La Cité des Sciences et de l'Industrie organise jusqu'à mi-février une exposition sur la contrefaçon nommée : "La vraie expo qui parle du faux" qui alerte sur les dangers pour les consommateurs, mais aussi pour l’innovation. "La vraie expo qui parle du faux" veut aider à distinguer le "vrai" du "faux" et alerter sur les dangers liés à la contrefaçon, mais aussi engager une réflexion sur la création et l’innovation. L’exposition a été initiée par l’Institut national de la propriété intellectuelle (INPI). Pour le directeur général de l’Institut, Benoît Battistelli, "l’exposition montre de manière ludique et pédagogique les dangers de la contrefaçon et met également l’accent sur le rôle des brevets et de la propriété intellectuelle et industrielle dans la protection de l’innovation". Suivant une rhétorique bien rodée, Benoît Batistelli insiste sur la perte de chiffre d'affaires, les destructions d'emplois et les risques pour les consommateurs générés par l'ampleur de la contrefaçon.
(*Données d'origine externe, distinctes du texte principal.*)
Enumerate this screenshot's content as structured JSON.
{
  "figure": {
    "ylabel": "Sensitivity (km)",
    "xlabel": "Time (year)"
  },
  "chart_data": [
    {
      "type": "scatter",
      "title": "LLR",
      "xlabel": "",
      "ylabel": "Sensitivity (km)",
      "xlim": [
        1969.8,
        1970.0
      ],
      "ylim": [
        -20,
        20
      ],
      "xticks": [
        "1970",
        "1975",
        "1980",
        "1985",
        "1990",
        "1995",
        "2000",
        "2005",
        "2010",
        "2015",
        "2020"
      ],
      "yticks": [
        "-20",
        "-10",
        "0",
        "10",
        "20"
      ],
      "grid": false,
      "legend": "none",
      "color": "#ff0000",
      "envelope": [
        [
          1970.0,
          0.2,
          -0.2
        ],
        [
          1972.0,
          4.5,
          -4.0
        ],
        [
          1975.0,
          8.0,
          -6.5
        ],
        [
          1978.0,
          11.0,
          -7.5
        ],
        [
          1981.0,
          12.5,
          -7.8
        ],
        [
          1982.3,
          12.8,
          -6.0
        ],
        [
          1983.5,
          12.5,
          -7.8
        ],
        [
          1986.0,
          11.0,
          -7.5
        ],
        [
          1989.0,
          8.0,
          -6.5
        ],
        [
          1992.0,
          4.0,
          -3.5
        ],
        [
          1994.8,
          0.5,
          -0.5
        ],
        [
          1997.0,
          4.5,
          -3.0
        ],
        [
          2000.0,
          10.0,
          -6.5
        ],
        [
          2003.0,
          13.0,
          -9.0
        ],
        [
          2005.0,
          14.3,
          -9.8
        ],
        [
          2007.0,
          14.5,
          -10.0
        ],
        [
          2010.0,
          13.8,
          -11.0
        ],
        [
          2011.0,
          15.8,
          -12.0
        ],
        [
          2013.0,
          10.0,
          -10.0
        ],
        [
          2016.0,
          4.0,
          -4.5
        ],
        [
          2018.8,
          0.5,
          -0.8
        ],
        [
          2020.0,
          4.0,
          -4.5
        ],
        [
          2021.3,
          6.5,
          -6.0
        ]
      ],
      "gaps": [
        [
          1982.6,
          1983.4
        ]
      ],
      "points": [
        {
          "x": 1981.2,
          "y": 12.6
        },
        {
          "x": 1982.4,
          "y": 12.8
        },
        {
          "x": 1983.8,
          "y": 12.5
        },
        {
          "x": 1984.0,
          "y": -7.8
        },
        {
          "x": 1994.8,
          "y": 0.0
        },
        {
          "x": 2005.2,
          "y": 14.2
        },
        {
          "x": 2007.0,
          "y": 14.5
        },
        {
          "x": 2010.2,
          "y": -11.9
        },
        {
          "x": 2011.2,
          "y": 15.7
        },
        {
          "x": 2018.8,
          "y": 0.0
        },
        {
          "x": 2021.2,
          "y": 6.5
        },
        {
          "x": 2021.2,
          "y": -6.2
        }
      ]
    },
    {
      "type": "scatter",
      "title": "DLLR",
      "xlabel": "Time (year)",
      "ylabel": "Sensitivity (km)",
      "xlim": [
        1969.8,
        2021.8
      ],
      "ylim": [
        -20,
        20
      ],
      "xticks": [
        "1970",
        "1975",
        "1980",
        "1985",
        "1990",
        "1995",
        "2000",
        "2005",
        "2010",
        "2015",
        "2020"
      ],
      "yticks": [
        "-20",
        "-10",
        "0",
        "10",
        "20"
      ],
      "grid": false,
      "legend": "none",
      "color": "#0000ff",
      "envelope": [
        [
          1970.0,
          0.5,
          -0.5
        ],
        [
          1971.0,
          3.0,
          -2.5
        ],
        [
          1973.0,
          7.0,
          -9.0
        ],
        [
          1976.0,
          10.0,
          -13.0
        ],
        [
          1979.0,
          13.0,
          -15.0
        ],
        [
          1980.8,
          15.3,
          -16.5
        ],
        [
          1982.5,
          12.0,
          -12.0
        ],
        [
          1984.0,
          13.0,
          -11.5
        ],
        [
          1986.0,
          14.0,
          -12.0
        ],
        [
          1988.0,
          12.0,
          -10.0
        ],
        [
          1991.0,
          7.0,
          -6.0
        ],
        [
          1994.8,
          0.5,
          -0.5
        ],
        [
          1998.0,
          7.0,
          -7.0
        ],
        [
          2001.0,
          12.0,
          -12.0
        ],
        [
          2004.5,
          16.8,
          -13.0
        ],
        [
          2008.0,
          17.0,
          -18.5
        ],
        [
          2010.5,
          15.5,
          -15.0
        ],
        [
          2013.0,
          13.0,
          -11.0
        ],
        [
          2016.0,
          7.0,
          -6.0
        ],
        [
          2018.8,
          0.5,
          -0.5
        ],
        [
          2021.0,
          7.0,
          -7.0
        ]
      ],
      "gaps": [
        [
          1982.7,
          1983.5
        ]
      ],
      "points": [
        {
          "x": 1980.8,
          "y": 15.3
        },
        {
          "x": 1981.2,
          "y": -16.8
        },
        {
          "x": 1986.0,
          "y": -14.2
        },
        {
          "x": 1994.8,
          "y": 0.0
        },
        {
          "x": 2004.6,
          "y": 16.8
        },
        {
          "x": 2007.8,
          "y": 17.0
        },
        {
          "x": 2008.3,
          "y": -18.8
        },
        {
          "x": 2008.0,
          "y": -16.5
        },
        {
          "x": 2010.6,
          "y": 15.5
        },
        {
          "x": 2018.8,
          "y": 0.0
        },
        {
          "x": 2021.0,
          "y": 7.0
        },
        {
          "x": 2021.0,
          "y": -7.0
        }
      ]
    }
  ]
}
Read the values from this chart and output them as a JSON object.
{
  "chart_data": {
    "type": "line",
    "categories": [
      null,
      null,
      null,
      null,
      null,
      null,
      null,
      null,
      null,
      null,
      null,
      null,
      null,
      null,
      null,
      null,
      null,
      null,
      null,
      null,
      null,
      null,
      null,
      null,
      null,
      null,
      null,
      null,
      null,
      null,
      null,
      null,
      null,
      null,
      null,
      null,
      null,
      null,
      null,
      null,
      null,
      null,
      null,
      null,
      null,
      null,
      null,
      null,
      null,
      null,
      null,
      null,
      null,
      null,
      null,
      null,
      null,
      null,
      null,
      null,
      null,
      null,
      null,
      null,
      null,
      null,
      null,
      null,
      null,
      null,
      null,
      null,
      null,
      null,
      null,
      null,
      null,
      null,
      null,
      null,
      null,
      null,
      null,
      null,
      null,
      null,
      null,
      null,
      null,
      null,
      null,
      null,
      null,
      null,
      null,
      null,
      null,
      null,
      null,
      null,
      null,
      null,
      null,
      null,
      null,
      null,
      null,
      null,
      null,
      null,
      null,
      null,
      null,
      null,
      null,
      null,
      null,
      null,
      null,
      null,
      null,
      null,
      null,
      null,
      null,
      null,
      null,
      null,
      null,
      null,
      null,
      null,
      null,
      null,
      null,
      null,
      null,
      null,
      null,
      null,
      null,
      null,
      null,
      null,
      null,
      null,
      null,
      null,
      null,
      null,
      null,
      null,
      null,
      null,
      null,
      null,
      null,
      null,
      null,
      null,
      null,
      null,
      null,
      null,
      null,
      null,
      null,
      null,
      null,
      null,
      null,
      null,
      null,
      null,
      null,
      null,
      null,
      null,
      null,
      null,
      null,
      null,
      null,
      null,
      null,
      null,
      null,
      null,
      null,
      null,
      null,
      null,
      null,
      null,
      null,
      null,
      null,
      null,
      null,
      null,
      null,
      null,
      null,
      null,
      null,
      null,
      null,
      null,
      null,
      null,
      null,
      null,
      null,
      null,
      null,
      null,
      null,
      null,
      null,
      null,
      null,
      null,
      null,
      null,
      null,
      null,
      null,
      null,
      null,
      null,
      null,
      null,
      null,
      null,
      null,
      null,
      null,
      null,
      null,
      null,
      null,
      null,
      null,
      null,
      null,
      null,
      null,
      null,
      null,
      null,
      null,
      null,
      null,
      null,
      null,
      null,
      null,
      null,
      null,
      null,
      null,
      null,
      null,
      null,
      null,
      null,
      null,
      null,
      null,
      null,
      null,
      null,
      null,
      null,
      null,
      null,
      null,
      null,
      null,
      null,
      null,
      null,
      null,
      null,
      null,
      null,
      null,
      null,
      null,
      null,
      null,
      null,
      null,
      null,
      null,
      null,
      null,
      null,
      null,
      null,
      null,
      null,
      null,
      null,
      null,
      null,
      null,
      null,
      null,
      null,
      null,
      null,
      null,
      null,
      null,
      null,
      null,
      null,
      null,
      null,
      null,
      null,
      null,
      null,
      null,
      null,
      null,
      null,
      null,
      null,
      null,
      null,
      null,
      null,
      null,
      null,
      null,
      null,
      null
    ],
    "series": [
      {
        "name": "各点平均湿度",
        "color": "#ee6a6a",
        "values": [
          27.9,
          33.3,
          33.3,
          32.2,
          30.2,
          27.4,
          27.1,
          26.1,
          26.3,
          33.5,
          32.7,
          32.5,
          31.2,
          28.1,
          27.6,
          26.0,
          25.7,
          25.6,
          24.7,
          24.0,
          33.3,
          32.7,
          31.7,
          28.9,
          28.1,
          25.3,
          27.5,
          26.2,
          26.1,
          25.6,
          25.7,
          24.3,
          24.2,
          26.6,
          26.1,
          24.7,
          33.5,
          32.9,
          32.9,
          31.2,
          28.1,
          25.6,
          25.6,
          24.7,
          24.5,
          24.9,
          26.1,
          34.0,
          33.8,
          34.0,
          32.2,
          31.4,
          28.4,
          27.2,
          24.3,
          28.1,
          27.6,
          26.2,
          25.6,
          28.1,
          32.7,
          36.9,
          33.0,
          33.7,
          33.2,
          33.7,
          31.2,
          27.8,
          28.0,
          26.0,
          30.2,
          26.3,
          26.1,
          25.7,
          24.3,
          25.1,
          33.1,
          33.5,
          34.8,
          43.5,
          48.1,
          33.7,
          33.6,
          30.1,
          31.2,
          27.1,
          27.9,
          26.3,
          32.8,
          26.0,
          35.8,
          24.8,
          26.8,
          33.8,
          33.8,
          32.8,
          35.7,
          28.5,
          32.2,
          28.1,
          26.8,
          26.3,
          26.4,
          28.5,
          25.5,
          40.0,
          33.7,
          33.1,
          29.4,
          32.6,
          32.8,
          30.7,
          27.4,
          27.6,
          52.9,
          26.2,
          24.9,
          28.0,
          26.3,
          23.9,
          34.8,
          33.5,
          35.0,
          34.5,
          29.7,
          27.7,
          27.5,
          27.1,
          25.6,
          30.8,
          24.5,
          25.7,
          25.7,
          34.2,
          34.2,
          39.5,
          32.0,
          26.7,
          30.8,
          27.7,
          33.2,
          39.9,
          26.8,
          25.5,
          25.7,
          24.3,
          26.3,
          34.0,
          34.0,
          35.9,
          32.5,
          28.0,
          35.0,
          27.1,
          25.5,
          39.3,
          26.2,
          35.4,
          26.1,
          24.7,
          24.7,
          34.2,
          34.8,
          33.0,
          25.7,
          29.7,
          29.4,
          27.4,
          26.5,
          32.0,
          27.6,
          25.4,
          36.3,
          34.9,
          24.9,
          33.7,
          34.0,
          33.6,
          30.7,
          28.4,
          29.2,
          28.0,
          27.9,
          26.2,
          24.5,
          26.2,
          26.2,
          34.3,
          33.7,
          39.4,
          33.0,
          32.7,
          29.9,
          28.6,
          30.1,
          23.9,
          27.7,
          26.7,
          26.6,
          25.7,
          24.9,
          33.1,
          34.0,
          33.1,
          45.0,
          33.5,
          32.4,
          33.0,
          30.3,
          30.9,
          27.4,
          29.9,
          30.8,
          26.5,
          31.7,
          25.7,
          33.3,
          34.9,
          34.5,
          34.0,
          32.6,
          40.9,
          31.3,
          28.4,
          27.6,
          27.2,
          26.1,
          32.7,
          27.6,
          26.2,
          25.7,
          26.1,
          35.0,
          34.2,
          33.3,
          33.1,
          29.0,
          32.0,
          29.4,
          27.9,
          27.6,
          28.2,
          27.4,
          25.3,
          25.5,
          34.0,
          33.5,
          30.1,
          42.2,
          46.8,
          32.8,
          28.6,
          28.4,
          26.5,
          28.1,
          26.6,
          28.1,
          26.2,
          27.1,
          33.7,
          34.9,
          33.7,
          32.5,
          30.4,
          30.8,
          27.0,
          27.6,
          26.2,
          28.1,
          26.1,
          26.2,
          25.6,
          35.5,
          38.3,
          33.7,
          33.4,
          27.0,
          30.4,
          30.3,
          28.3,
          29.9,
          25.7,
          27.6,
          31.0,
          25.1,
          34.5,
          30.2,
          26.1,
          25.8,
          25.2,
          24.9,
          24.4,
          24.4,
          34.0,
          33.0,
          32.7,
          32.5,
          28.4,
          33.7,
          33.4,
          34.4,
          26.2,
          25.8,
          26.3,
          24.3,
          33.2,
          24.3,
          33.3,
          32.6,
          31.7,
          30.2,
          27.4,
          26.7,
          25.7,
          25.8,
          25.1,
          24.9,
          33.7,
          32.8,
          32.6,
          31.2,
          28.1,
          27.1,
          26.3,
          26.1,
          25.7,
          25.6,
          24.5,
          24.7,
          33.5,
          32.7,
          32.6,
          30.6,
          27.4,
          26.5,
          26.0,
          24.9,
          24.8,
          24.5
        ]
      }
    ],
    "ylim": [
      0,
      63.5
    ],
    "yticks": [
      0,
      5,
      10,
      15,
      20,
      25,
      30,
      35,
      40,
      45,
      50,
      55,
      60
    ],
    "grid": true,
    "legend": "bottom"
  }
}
L’exposition conçue par la Cité et la scénographe Zette Cazalas (agence Zen+dCo), prend la forme d’une installation artistique en trois dimensions. L’espace est ouvert sur quatre thèmes développés en quatorze cubes mettant en scène de nombreux objets et iconographies, comme autant d’objets de réflexion et de dialogue. Les paroles d’experts, les visuels géants, les objets, les audiovisuels, les manipulations portent et mettent en perspective le propos sur la contrefaçon :
A.Prologue
B.Pourquoi copier ?
C.Garantir l’authentique
D.Combattre le faux.
A noter que selon le site Ecrans de Libération l'exposition a fait preuve d'une polémique avec la censure (?) d'un message d'Isabelle Vodjani, artiste et enseignante à Paris I, sur le logiciel libre qui devait être inséré dans une borne audio de l'exposition. L'INPI se serait formellement opposé à la diffusion d'un tel message. La commissaire de l'exposition a donc fait parvenir un courriel à l'artiste : "Notre partenaire principal, l'INPI, est farouchement opposé à ce que l'exposition donne la parole aux défenseurs du “libre”. Nous avons essayé de discuter et d'argumenter avec eux mais l'INPI reste intransigeant sur sa position. Nous sommes donc obligés, avec grand regret, de ne pas présenter votre parole que vous aviez, aimablement, accepté de rédiger et d'enregistrer". Dans une tribune publiée sur Transactiv.exe, Isabelle Vodjani regrette ce choix, et reproduit le texte mis au point avec l'équipe de la Cité des sciences. "C'est une expo de propagande, pour un public captif" déclare t-elle. Selon le site rue89, au service communication de l'INPI, on se défend d'avoir influencé ce choix :
"Au sein de l'institut, on n'utilise que du libre ! On a travaillé avec tout un tas d'experts, le thème de la contrefaçon touchant plein de domaines. Le choix de retirer finalement ce texte partait d'une bonne intention : on ne voulait pas apporter de la confusion dans l'esprit du public entre l'univers du libre et des pratiques illégales".
Au "public captif et sous propagande" d'aller se faire une idée par lui-même.